Now depending on your taste you could just skip the sauce altogether and sprinkle with fresh tomatoes. Tomatoes are not in season right now so I chose to use canned (I actually would rather use canned tomatoes over fresh anyways )
2 cloves garlic, minced or chopped
4 tablespoons olive oil
1 can whole tomatoes (Muir glen and Pomi are both good brands)
1/4 teaspoon sugar
Saute two cloves garlic in a pan with olive oil on medium heat, sprinkle with salt and pepper.Add can of whole tomatoes (squeeze the tomatoes with your hands as you add them) and sugar.Simmer for 20 minutes.
2pkgs (5 teaspoons) active dry yeast
2 1/4 cups warm water (105-115 degrees)
2 teaspoons malt syrup or sugar
1/4 cup olive oil
1 tablespoon of sea salt
5 cups bread flour, plus extra as needed
Semolina flour (for the pizza stone or baking pan)
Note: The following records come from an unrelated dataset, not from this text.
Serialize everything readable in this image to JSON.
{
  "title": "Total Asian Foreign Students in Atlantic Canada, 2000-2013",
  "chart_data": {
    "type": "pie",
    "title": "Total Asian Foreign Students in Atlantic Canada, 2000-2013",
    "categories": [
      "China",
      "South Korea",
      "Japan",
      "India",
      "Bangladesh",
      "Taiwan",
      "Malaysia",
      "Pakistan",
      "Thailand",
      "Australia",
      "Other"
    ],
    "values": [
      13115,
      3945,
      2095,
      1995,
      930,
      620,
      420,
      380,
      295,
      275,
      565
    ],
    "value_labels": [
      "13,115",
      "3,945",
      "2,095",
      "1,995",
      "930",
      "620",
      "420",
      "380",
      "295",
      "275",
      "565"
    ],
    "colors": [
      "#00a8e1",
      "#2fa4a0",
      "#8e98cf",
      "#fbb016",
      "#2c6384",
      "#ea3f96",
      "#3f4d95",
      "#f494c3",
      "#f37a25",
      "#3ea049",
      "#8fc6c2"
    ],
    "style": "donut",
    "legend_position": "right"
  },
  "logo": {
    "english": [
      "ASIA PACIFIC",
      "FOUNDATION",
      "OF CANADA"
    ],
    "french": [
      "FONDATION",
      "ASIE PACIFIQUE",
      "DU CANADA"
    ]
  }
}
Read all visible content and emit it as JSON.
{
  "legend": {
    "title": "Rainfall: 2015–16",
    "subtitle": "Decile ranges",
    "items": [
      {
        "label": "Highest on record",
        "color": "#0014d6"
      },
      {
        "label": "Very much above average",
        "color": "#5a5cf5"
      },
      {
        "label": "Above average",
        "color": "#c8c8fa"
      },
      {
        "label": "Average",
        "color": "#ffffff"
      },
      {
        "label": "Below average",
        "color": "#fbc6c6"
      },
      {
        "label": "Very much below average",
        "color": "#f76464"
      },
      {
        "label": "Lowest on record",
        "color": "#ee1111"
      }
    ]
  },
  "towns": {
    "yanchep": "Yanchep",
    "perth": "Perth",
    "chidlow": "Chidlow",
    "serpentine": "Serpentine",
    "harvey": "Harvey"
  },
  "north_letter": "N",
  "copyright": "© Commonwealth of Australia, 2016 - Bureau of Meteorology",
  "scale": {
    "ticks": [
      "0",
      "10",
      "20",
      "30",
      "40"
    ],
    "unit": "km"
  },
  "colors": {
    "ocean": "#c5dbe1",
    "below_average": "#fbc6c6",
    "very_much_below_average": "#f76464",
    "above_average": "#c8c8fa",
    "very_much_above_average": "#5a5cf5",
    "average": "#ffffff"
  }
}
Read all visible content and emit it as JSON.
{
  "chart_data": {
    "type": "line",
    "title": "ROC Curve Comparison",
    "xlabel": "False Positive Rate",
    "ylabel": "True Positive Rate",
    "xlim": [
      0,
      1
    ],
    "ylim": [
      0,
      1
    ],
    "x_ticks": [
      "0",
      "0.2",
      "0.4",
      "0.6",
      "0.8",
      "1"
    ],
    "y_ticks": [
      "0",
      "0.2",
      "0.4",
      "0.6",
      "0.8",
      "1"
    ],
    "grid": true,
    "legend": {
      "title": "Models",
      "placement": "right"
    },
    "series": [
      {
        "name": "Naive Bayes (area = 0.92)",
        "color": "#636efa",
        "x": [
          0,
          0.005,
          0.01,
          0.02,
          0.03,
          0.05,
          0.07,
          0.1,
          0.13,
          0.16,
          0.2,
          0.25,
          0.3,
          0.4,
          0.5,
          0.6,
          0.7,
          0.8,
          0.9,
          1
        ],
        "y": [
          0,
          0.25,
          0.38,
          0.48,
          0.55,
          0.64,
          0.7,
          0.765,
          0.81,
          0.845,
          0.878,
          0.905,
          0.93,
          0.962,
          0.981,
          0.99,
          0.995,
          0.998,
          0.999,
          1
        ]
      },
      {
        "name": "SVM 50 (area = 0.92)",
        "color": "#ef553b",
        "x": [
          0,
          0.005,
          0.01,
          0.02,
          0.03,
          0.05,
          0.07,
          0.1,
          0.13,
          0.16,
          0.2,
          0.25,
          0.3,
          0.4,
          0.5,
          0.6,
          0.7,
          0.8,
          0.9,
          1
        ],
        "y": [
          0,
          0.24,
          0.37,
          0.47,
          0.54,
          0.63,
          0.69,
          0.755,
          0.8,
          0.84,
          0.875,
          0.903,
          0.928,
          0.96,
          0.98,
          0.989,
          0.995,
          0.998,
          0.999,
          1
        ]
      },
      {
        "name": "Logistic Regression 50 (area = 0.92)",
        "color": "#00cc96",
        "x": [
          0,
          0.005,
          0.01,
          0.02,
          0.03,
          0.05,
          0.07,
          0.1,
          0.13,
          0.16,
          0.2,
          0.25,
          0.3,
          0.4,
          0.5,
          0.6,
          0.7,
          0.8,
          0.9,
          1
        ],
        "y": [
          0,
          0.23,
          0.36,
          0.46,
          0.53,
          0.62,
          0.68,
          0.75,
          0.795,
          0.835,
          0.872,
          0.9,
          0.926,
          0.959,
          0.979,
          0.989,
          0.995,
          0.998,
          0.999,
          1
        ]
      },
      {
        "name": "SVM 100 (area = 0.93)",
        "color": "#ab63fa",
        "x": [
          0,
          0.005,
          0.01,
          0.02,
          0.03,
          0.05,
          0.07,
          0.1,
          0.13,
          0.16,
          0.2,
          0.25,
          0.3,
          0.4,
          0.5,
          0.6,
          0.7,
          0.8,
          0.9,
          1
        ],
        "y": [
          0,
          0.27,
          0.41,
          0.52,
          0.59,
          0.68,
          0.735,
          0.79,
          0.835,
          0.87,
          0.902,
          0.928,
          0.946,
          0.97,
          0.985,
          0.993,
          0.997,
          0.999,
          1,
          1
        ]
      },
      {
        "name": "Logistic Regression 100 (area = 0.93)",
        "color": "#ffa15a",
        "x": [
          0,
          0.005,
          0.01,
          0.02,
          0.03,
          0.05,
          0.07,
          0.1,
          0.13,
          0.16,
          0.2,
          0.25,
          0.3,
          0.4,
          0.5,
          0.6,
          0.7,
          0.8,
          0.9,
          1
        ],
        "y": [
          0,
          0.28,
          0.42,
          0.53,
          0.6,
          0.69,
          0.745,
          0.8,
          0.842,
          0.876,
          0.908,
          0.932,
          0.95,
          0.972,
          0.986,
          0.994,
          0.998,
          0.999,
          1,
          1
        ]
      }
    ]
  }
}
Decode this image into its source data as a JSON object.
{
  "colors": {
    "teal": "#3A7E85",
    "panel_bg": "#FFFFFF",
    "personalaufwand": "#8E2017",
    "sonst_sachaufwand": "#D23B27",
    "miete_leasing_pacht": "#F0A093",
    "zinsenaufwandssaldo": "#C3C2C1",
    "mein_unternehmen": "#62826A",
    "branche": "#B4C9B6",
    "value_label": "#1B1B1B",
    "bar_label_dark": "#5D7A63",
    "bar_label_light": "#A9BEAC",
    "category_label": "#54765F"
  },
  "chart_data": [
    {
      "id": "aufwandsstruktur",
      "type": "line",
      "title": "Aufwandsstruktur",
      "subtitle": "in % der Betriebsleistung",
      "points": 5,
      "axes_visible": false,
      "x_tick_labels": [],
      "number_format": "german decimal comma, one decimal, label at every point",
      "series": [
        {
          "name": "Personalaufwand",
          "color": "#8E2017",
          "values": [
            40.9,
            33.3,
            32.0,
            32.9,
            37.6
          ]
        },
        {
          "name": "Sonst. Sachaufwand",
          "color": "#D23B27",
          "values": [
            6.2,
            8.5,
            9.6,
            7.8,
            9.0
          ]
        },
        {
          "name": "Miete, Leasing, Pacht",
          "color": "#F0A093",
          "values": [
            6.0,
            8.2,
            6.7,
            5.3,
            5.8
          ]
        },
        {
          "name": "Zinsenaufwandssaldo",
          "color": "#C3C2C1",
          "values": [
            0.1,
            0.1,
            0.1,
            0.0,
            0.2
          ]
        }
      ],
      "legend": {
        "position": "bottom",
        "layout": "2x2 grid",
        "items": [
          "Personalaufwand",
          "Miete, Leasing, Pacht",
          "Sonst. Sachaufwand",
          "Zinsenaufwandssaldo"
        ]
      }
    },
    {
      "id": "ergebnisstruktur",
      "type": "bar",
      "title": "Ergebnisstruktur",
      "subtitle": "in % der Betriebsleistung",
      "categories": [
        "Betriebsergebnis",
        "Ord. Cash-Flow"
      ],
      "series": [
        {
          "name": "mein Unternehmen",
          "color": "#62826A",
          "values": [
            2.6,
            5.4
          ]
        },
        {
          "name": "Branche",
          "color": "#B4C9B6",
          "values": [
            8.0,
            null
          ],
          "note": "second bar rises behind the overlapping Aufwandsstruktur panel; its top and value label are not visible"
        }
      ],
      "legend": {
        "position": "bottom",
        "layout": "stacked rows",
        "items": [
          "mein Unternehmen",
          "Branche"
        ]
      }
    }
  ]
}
Dissolve the yeast in the warm water in the bowl of your stand mixer, and let stand until foamy (about 5 minutes). Add the sugar, oil, flour and salt. Knead until soft, smooth and elastic (about 8-10 minutes). Add up to one cup of flour while kneading until the dough pulls away from the sides of the bowl. Form the dough into a ball and transfer to a lightly oiled bowl then cover the bowl with plastic wrap. Let the dough rise in a warm, draft free spot until it rises in bulk (about 1 1/2 - 2 hours). For a more flavorful crust, make the dough up to this point, punch it down, cover the bowl with plastic wrap and refrigerate overnight. If your refrigerate the dough overnight let the dough come to room temperature before shaping. Place a pizza stone in a 500 degree oven for at least 30 minutes before baking. Turn the dough out onto a oiled surface and divide in half. Gently shape each half into a loose ball, cover with a kitchen towel and let rest for 10 minutes. Roll or shape dough into a round about 14 inches in diameter (as thin as you would like).
now to the fun part.
fresh mozzarella packed in liquid (as much as you like)
1/2 cup grated Parmesan
grated black pepper
10 fresh basil leaves , sliced thinly
2 tablespoons olive oil
Spread a thin layer of sauce atop crust (you will probably end up with leftover sauce), sprinkle with parmesan, basil, salt and pepper and top with the fresh mozzarella. I like to use the fresh mozzarella balls packed in liquid . Squeeze the mozzarella through your fingers and sprinkle on top. Drizzle with olive oil. Sprinkle your pizza stone or pan with about 1/2 cup semolina flour. If you are using a pizza stone you will need to sprinkle semolina on a bakers peel or onto a inverted sheet pan to transfer the pizza to the pizza stone.
This is the part where I cry because I do not own a pizza stone!! If you have one use it, better yet if your really lucky use a brick oven;) bake for 10-15 minutes at 500 degrees. I used a pizza pan for this and it did work but a pizza stone would be best.